There is a certain wild (not neccessarily native, but certainly not cultivated deliberately) shrub that my parents only taught me to call a "switch bush". Because it was the most common source of "switches" used to whip wayward children in bygone days.

What is the "real" name of this plant? It is rampant around here. If left untended, it tends to bend over almost to the ground, making sort of an arch. I've seen them get 6 or 8 feet tall, but most are smaller. It is woody, with long bendy branches up to a couple of inches thick, but usually much less than one inch thick. (the switches!) Small green leaves. No thorns of any kind.

It has a large number of tiny white flowers that positively fill the air with their smell at this time of year. It can be overpowering at times. On a hot day the smell combined with the heat can almost make you faint. I imagine that back in even more bygone days, the ladies would get the vapors and swoon from being around these things.

Not sure about fruit, as I only tend to notice the plants while they are flowering. Only this spring did I get interested enough in them to pay attention to what they looked like.
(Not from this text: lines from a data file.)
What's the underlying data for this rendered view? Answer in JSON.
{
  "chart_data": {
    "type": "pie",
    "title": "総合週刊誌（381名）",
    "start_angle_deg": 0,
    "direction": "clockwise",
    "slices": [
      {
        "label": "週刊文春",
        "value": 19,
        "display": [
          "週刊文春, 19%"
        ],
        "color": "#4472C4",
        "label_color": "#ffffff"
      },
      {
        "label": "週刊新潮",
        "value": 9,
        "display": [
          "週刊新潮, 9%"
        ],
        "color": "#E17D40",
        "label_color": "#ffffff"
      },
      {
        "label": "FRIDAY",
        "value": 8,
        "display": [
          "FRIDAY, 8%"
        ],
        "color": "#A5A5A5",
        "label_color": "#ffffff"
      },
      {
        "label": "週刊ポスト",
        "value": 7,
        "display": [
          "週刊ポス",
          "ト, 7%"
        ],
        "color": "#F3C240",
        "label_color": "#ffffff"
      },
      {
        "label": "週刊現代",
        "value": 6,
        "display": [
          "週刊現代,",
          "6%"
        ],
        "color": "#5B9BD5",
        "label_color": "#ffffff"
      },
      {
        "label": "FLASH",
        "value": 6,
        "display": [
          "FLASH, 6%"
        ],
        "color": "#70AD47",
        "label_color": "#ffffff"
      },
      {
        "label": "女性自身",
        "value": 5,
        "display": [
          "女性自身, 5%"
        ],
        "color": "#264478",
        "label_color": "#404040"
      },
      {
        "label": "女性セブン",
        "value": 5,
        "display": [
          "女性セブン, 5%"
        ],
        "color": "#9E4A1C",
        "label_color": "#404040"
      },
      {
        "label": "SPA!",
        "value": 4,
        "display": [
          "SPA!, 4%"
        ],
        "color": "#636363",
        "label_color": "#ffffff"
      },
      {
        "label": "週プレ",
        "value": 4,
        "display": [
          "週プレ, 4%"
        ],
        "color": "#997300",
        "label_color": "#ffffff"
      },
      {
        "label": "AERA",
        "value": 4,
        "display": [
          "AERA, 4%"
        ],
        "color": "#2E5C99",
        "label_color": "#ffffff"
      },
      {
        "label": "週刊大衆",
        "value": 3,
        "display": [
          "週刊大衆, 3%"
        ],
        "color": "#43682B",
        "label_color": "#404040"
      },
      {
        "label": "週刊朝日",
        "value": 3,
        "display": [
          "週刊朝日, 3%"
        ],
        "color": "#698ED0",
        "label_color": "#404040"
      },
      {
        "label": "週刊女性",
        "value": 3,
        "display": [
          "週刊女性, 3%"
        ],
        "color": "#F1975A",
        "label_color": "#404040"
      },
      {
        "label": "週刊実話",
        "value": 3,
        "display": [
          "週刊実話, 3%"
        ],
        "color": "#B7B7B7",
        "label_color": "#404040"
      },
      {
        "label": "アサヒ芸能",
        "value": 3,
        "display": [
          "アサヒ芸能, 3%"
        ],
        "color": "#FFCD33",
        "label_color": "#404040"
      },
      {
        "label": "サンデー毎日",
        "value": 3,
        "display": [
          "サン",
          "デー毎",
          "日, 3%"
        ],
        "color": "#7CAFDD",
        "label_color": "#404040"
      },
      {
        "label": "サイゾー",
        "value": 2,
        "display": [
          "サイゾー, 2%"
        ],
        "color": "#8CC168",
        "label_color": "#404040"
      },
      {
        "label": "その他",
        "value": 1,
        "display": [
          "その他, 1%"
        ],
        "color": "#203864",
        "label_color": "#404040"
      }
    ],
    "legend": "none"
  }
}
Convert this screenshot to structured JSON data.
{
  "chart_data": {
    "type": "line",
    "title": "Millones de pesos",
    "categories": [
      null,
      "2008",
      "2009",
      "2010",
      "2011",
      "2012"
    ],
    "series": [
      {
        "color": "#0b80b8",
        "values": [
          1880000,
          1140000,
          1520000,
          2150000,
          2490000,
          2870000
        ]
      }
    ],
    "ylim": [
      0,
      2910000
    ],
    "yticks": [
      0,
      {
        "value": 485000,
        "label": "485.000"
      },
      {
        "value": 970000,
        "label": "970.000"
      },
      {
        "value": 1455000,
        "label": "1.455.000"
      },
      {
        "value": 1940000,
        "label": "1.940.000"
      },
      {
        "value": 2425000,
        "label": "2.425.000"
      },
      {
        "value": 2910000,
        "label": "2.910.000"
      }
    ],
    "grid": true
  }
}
One of my favorite pleasures is driving around Atlanta with the windows rolled down during as many seasons and types of weather as I can possibly stand. From early spring through summer, there is a clear progression of floral smells: first wisteria, then honeysuckle, then switch bush. They are almost always noticeable over the car exhaust and other freeway smells on the Northeast Expressway I-85. In fact I don't associate *my* Northeast Expressway with smoke and smog and burnt rubber at all -- I associate it with the smell of wisteria, honeysuckle, and switch bushes. I want to write a poem about it but it's been so long since I wrote poetry that I'm not sure how to start. Blogging is poetry now, I guess.